Andreas suspiró y fue hacia él. El sol del final del verano acariciaba los prados que se extendían ante su vista sobre un paisaje de apacible belleza.
Nunca olvidaba que todo ello, el terreno, la mansión, cada uno de los bienes que su padre no se habría podido permitir ni en sueños, eran suyos gracias a la generosidad de James Greystone, quien había contratado a su padre como chófer y jefe de mantenimiento en un tiempo en el que era imposible para un inmigrante encontrar trabajo. Dos años más tarde, había dado también cobijo a su madre. Y, no teniendo hijos propios, cuando Andreas nació, lo trató como si lo fuera, pagando los colegios más prestigiosos, en los que Andreas había desarrollado su precoz y excepcional talento.

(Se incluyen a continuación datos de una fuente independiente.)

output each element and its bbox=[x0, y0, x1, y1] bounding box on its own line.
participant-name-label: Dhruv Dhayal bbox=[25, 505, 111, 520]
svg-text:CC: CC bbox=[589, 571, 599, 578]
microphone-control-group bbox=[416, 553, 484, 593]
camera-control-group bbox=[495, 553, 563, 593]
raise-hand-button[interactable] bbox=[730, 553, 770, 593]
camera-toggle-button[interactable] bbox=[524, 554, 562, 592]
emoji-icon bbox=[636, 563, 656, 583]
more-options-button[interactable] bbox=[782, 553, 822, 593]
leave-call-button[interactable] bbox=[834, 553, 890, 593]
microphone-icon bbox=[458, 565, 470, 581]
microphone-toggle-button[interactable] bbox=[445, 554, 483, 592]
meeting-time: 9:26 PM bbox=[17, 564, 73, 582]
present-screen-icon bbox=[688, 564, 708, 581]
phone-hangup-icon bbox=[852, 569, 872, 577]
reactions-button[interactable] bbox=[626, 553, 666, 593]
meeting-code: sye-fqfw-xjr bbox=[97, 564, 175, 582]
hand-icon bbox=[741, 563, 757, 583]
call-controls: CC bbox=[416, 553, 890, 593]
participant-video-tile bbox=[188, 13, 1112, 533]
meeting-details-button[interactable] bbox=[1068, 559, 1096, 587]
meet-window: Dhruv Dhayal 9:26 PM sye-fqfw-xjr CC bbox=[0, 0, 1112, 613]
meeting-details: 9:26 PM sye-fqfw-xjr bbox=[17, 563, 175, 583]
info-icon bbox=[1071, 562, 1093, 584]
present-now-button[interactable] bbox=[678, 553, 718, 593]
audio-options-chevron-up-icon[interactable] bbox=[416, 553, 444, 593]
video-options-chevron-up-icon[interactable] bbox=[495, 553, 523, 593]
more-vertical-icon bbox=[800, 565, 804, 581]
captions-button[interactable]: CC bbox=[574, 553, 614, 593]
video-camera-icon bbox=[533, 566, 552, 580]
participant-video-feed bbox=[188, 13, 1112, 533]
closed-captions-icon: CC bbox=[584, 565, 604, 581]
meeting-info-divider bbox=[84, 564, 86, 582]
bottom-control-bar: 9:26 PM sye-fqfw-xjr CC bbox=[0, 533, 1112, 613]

Andreas podía recordar a su padre sentado en el salón en que se encontraban en aquel momento, jugando al ajedrez con James mientras el café se enfriaba sobre la mesa. Andreas debía todo lo que tenía a su padrino, pero su relación con él iba mucho más allá que el sentido del deber. Andreas adoraba a su padrino a pesar de que podía ser un cascarrabias y de que, desde que estaba enfermo, se había vuelto insoportable.
–Hemos entrevistado a veintidós personas, James.
Su padrino emitió un gruñido y guardó silencio mientras Maria, la leal sirviente que trabajaba para él desde hacía quince años, le daba una copa de oporto que, en teoría, el médico le había recomendado no consumir.
–Ya lo sé. Hoy en día es imposible encontrar un buen trabajador.
Andreas no quiso reír la broma de su padre porque no quería darle pie a que criticara el proceso de selección. Lo cierto era que no quería necesitar una cuidadora, alguien que le ayudara a hacer la rehabilitación, que se ocupara ocasionalmente de la administración y que lo sacara de casa de vez en cuando. De hecho, no soportaba la silla de ruedas a la que se veía abocado temporalmente, y menos aún, tener que pedir ayuda o que le hubieran puesto un régimen. Todo ello se reducía a que no podía asumir que había sufrido un ataque al corazón y que, por el momento, tenía que guardar reposo. Había vuelto locas a las enfermeras en el hospital y llevaba días boicoteando la selección de una ayudante personal.
Entre tanto, Andreas había tenido que hacer un parón en su vida. Acudía a la oficina en helicóptero cuando su presencia era imprescindible, pero prácticamente estaba instalado en la mansión, trabajando por correo o videoconferencias y alejado de la vida de ciudad a la que estaba acostumbrado. Somerset era un lugar muy hermoso, pero para su gusto, demasiado alejado del ajetreo urbano.
–¿Te aburre mi compañía, Andreas?
–No es eso, sino que es frustrante que eches por tierra a cualquier candidata con excusas ridículas: o te parecen demasiado débiles para llevar una silla de ruedas, o no lo bastante listas, o demasiado gordas, o demasiado flacas... ¡Y ahora el problema es que tiene bigote!
–¡Qué buena memoria! –exclamó James, triunfal–. Veo que comprendes mi dilema –dio un sorbo al oporto mientras miraba a su ahijado de soslayo, preparándose para el siguiente ataque.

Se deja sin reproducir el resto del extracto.